4. A window into the future of our profession

I am privileged in that I serve as the President-Elect for the Landscape Architecture Foundation (LAF) and have a seat at the table of the CEO Roundtable (which is comprised of the leaders of about 25 influential firms). My role at LAF gives me an opportunity to give back to the profession by transparently sharing ideas and lessons learned for what a shared vision of a more inclusive profession might look like. 

At LAF, I am proud that I worked with so many other dedicated board members and staff to raise over $2 million that allowed us to launch LAF Ignite – a scholarship program for black landscape architects at an accredited institution that will not simply offset some of the costs of education, but more importantly provide internships and access to lifelong mentors that will set them up for future success in the profession. That’s what I love about LAF – it’s consistently at the forefront of the profession, whether through the Olmsted Scholars network, the Fellowship for Innovation and Leadership, or the Landscape Performance Series and Case Study Investigations program. LAF is doing so much to advance the impact of landscape architecture – and we’re just getting started! Ask me about “infiltration” if you want to know more about our vision for a world in which landscape architects are influential and ubiquitous.

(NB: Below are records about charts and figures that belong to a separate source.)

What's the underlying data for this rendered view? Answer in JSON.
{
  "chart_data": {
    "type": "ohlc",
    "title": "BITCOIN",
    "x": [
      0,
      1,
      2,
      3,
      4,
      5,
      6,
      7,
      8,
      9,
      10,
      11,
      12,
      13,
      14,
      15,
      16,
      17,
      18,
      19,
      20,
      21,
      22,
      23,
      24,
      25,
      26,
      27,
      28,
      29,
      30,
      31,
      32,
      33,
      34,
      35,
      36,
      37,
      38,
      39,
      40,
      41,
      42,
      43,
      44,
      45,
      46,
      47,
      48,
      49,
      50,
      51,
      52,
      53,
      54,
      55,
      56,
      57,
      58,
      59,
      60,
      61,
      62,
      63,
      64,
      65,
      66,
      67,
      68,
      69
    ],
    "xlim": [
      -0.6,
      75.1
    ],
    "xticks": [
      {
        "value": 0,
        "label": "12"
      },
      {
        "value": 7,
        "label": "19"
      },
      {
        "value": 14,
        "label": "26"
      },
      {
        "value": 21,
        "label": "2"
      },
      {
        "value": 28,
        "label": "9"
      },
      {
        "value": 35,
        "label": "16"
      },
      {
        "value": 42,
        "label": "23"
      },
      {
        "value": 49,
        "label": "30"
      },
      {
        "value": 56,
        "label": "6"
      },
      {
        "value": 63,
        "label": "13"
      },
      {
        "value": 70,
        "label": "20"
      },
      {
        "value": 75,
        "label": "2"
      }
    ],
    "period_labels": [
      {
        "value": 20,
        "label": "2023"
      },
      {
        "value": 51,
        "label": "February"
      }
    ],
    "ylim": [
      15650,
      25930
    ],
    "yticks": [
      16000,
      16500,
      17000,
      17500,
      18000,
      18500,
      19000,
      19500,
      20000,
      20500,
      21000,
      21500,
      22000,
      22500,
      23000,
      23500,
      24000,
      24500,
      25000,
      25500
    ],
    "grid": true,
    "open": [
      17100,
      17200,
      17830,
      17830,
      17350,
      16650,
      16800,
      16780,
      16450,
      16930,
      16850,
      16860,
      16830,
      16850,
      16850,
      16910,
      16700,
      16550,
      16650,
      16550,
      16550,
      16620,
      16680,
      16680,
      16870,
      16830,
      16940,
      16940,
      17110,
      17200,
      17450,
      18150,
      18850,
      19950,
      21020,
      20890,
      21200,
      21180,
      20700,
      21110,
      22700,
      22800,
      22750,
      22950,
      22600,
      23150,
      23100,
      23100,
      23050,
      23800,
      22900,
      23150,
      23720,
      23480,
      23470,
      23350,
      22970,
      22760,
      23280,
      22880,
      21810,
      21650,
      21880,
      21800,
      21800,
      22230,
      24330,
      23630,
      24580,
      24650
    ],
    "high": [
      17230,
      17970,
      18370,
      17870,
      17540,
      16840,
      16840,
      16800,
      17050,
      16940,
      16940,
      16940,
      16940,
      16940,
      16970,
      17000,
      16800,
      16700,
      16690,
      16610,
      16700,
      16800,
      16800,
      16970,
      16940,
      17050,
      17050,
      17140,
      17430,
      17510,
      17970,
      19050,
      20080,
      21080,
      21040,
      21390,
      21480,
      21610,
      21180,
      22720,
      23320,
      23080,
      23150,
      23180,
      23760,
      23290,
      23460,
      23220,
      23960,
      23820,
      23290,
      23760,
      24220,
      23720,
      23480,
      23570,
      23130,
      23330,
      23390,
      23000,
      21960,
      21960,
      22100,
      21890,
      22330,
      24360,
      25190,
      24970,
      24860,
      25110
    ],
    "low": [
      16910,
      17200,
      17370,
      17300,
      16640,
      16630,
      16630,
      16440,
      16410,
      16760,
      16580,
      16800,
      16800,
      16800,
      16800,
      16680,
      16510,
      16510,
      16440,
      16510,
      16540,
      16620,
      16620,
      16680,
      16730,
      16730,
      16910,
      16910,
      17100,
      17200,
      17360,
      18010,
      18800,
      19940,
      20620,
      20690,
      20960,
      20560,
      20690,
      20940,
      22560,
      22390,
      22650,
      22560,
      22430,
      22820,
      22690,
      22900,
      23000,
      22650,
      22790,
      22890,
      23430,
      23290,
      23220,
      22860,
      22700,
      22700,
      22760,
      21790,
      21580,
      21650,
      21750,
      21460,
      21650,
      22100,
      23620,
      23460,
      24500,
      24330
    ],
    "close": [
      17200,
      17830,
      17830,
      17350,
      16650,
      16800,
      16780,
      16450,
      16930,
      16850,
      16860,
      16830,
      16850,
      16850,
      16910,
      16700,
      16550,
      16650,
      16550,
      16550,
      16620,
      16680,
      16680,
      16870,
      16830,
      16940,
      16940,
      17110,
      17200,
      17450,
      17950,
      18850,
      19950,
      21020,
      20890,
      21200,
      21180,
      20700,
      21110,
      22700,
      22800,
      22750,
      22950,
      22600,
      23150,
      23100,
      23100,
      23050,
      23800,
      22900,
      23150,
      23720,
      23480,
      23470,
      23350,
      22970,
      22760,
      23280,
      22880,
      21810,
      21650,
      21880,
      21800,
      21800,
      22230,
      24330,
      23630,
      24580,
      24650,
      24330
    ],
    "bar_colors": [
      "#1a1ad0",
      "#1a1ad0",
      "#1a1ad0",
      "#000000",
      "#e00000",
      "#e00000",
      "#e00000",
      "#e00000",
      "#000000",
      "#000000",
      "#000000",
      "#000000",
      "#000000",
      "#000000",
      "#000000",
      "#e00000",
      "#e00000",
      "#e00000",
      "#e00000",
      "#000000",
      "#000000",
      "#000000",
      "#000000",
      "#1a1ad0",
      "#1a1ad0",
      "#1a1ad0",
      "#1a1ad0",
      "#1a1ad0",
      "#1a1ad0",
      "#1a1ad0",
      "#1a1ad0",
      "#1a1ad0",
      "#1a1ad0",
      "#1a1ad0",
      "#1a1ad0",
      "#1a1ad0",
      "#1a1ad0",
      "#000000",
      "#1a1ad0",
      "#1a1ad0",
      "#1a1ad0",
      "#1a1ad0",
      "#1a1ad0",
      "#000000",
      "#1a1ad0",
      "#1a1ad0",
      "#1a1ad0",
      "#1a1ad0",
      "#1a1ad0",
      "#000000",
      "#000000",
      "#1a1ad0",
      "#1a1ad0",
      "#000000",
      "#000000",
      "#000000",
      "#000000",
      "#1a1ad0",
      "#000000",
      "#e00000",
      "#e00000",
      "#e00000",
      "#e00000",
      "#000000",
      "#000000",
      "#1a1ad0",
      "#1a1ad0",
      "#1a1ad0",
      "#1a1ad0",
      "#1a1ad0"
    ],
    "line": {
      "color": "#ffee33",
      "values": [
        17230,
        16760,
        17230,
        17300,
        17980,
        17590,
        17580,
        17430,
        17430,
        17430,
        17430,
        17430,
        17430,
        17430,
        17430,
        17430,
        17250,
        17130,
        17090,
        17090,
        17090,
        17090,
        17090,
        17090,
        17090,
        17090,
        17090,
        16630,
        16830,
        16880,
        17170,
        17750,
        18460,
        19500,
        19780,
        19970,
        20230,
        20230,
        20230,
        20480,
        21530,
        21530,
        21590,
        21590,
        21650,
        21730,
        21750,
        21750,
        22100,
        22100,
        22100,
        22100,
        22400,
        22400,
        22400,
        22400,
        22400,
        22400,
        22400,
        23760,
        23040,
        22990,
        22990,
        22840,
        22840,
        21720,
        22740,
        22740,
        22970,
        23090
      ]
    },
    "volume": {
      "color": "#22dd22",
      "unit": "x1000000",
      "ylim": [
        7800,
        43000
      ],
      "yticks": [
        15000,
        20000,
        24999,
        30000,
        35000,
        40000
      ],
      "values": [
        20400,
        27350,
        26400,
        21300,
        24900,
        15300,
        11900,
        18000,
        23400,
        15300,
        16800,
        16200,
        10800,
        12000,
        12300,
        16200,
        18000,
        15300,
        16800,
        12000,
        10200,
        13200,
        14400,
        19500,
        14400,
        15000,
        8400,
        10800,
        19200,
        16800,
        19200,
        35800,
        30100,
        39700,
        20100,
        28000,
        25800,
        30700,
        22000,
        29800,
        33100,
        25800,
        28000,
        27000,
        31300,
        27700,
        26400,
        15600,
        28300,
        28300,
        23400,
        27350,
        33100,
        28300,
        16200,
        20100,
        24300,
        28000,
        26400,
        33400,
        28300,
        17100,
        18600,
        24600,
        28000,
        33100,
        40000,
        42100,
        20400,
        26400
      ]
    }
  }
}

5. Seeing so many Sasaki alumni doing incredible things in the profession

One thing I learned from Charles Birnbaum of The Cultural Landscape Foundation in his talk at the conference about “The Olmsted in All of Us” was that Olmsted’s firm embedded people in positions in the government, park commissions, etc. that would further the work of the firm and of landscape architecture at large (I’m looking at you, Diana Fernandez and Breeze Outlaw!). 

We also see Olmsted employees (Warren Manning, William Lyman Phillips, etc.) leave to start their own successful practices, learning from the experience and mentorship they received there. This trend continued in the mid-20th century when Peter Walker opened Sasaki’s west coast office in San Francisco that eventually became SWA, and after that when  he left SWA and formed PWP. This continues to manifest itself today in the best of ways. Much like a university, the Sasaki alumni network is broad, talented, and influential – leading the profession forward with the knowledge gained at Sasaki. What Hideo Sasaki started in 1953 has become an incredible incubator of contemporary landscape architecture, and I couldn’t be more proud of the firm as it is today and of the people for whom it has been a springboard to define their own explorations in the field.

I hope to connect with even more of you in Minneapolis for the 2023 conference!